Джейн увидела Дэна год спустя на презентации автобиографии еще одного нового писателя. Входя в зал, она услышала, как одна женщина говорила другой: «Если бы кто-нибудь смог создать ему подходящие условия…» Джейн посмотрела туда, куда смотрела говорившая, в сторону низенького стола, уставленного бутылками и стаканами, в эркере гостиной издателя. Среди сидевших за столом выделялись две фигуры; один, очевидно, виновник торжества, был человек еще молодой, но уже с опустошенным лицом и тревожным взглядом из-под косматых бровей; другой был Дэн, развалившийся, почти улегшийся, в глубоком кресле.

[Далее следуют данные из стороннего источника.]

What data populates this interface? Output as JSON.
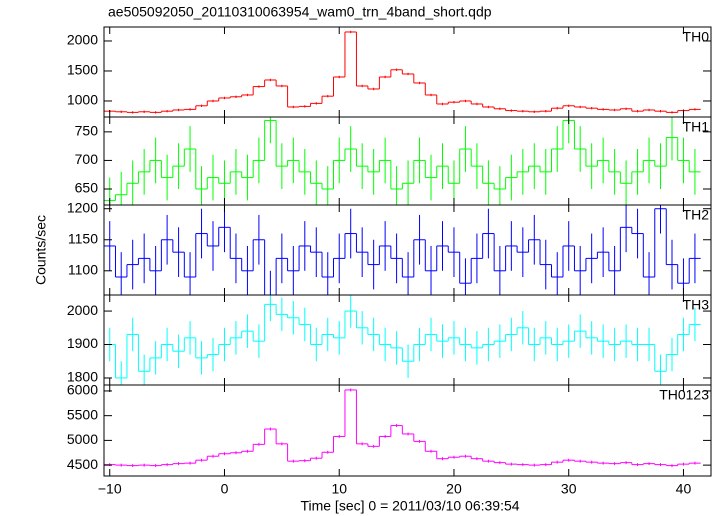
{
  "title": "ae505092050_20110310063954_wam0_trn_4band_short.qdp",
  "ylabel": "Counts/sec",
  "xlabel": "Time [sec] 0 = 2011/03/10 06:39:54",
  "xlim": [
    -10.5,
    42.4
  ],
  "xticks": [
    {
      "value": -10,
      "label": "−10"
    },
    0,
    10,
    20,
    30,
    40
  ],
  "x": [
    -10,
    -9,
    -8,
    -7,
    -6,
    -5,
    -4,
    -3,
    -2,
    -1,
    0,
    1,
    2,
    3,
    4,
    5,
    6,
    7,
    8,
    9,
    10,
    11,
    12,
    13,
    14,
    15,
    16,
    17,
    18,
    19,
    20,
    21,
    22,
    23,
    24,
    25,
    26,
    27,
    28,
    29,
    30,
    31,
    32,
    33,
    34,
    35,
    36,
    37,
    38,
    39,
    40,
    41
  ],
  "chart_data": [
    {
      "type": "step",
      "name": "TH0",
      "color": "#ff0000",
      "error": 20,
      "ylim": [
        733,
        2233
      ],
      "yticks": [
        1000,
        1500,
        2000
      ],
      "values": [
        830,
        820,
        810,
        820,
        810,
        830,
        850,
        860,
        920,
        1000,
        1050,
        1070,
        1100,
        1240,
        1350,
        1250,
        900,
        910,
        960,
        1080,
        1400,
        2150,
        1250,
        1200,
        1400,
        1520,
        1450,
        1300,
        1100,
        950,
        980,
        1000,
        950,
        900,
        870,
        840,
        830,
        820,
        830,
        880,
        920,
        900,
        880,
        860,
        850,
        870,
        830,
        850,
        830,
        810,
        840,
        860
      ]
    },
    {
      "type": "step",
      "name": "TH1",
      "color": "#00ff00",
      "error": 40,
      "ylim": [
        622,
        776
      ],
      "yticks": [
        650,
        700,
        750
      ],
      "values": [
        630,
        640,
        660,
        680,
        700,
        670,
        690,
        720,
        650,
        670,
        660,
        680,
        670,
        700,
        770,
        690,
        700,
        680,
        660,
        650,
        700,
        720,
        690,
        680,
        700,
        650,
        660,
        700,
        670,
        690,
        660,
        720,
        690,
        660,
        650,
        670,
        680,
        690,
        680,
        720,
        770,
        720,
        690,
        700,
        680,
        660,
        680,
        700,
        690,
        740,
        700,
        680
      ]
    },
    {
      "type": "step",
      "name": "TH2",
      "color": "#0000ff",
      "error": 40,
      "ylim": [
        1061,
        1206
      ],
      "yticks": [
        1100,
        1150,
        1200
      ],
      "values": [
        1140,
        1090,
        1110,
        1120,
        1100,
        1150,
        1130,
        1090,
        1160,
        1140,
        1170,
        1120,
        1100,
        1150,
        1060,
        1120,
        1100,
        1140,
        1130,
        1090,
        1120,
        1160,
        1130,
        1110,
        1140,
        1120,
        1090,
        1150,
        1100,
        1140,
        1130,
        1080,
        1120,
        1160,
        1100,
        1140,
        1130,
        1150,
        1110,
        1090,
        1140,
        1100,
        1120,
        1130,
        1100,
        1170,
        1160,
        1090,
        1200,
        1110,
        1080,
        1120
      ]
    },
    {
      "type": "step",
      "name": "TH3",
      "color": "#00ffff",
      "error": 50,
      "ylim": [
        1779,
        2048
      ],
      "yticks": [
        1800,
        1900,
        2000
      ],
      "values": [
        1900,
        1800,
        1930,
        1820,
        1860,
        1900,
        1880,
        1920,
        1860,
        1870,
        1900,
        1920,
        1940,
        1910,
        2020,
        1990,
        1980,
        1960,
        1900,
        1930,
        1920,
        2000,
        1950,
        1930,
        1900,
        1890,
        1850,
        1900,
        1930,
        1910,
        1920,
        1900,
        1890,
        1900,
        1910,
        1930,
        1950,
        1900,
        1920,
        1900,
        1910,
        1940,
        1920,
        1910,
        1900,
        1910,
        1900,
        1900,
        1820,
        1870,
        1930,
        1960
      ]
    },
    {
      "type": "step",
      "name": "TH0123",
      "color": "#ff00ff",
      "error": 30,
      "ylim": [
        4280,
        6120
      ],
      "yticks": [
        4500,
        5000,
        5500,
        6000
      ],
      "values": [
        4510,
        4500,
        4490,
        4500,
        4490,
        4510,
        4530,
        4540,
        4600,
        4680,
        4730,
        4750,
        4780,
        4920,
        5230,
        4930,
        4580,
        4590,
        4640,
        4760,
        5080,
        6020,
        4930,
        4880,
        5080,
        5300,
        5130,
        4980,
        4780,
        4630,
        4660,
        4680,
        4630,
        4580,
        4550,
        4520,
        4510,
        4500,
        4510,
        4560,
        4600,
        4580,
        4560,
        4540,
        4530,
        4550,
        4510,
        4530,
        4510,
        4490,
        4520,
        4540
      ]
    }
  ]
}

Дрожание подвесок хрустальной люстры, висевшей посреди потолка, самым немилосердным образом отражалось в уголках его водянистых глаз. Пока Джейн рассматривала его, добродушный джентльмен подошел к столику и положил руки на плечи обоих писателей.
— Когда же следующие книги, мальчики? Follow up, follow up, follow up, till the field ring again and again![101]. Это секрет успеха, мальчики!
Вымученные улыбки писателей потрясли Джейн до глубины души. На цыпочках она вышла из зала. Дома у нее была назначена встреча с декоратором, ибо она наконец решилась убрать колокольчик с двери и перекрасить ее.
Асфодели в саду[102]
Выглянув из-за журнала, прислоненного к тостеру, Амабель осмотрела лица сидевших за столом. Этим воскресным утром все в Лондоне были мирно заняты едой и питьем, и она понадеялась, что они не откажутся поддержать беседу. И вот, ударив суставом пальца по загнутой уголком странице, она произнесла:
— Здесь пишут, что, если люди не ведут с кем-нибудь разговора, они обязательно разговаривают сами с собой.
Чарльз поднятием брови в сторону матери обозначил любезный ответ. Дороти поставила чашку и с неожиданной энергией заявила, что это совершенная правда, по крайней мере поскольку это касается ее: иногда она хочет и не может остановиться. Их пятнадцатилетняя дочь Цинтия сказала:
— Гемма[103] всегда говорит с собой, когда она одна. Да, гемма. Сегодня утром твоя дверь была открыта и, проходя мимо, я слышала, как ты говоришь: «Ну куда же вы задевались на этот раз, хотела бы я знать?»
— Я говорила не сама с собой. Я говорила со своими туфлями, — парировала Амабель. Она повернулась к Чарльзу. — Тут говорится, что каждый ведет нескончаемый диалог с собою.
— Как миссис Блум[104], — сказала Дороти.
Амабель подумала, что их разговор еще более бессвязен, чем непрерывный поток воспоминаний миссис Блум.
— Скорее как мистер Блум, я полагаю.
— Я отказываюсь отождествлять себя с кем-либо из Блумов, — сказала Фрэнсис Лидделл, которая пришла дать урок музыки Цинтии, но ее уговорили выпить сначала чашечку кофе. — И откуда автор из «Сайентифик Америкен» знает, что происходит внутри других людей?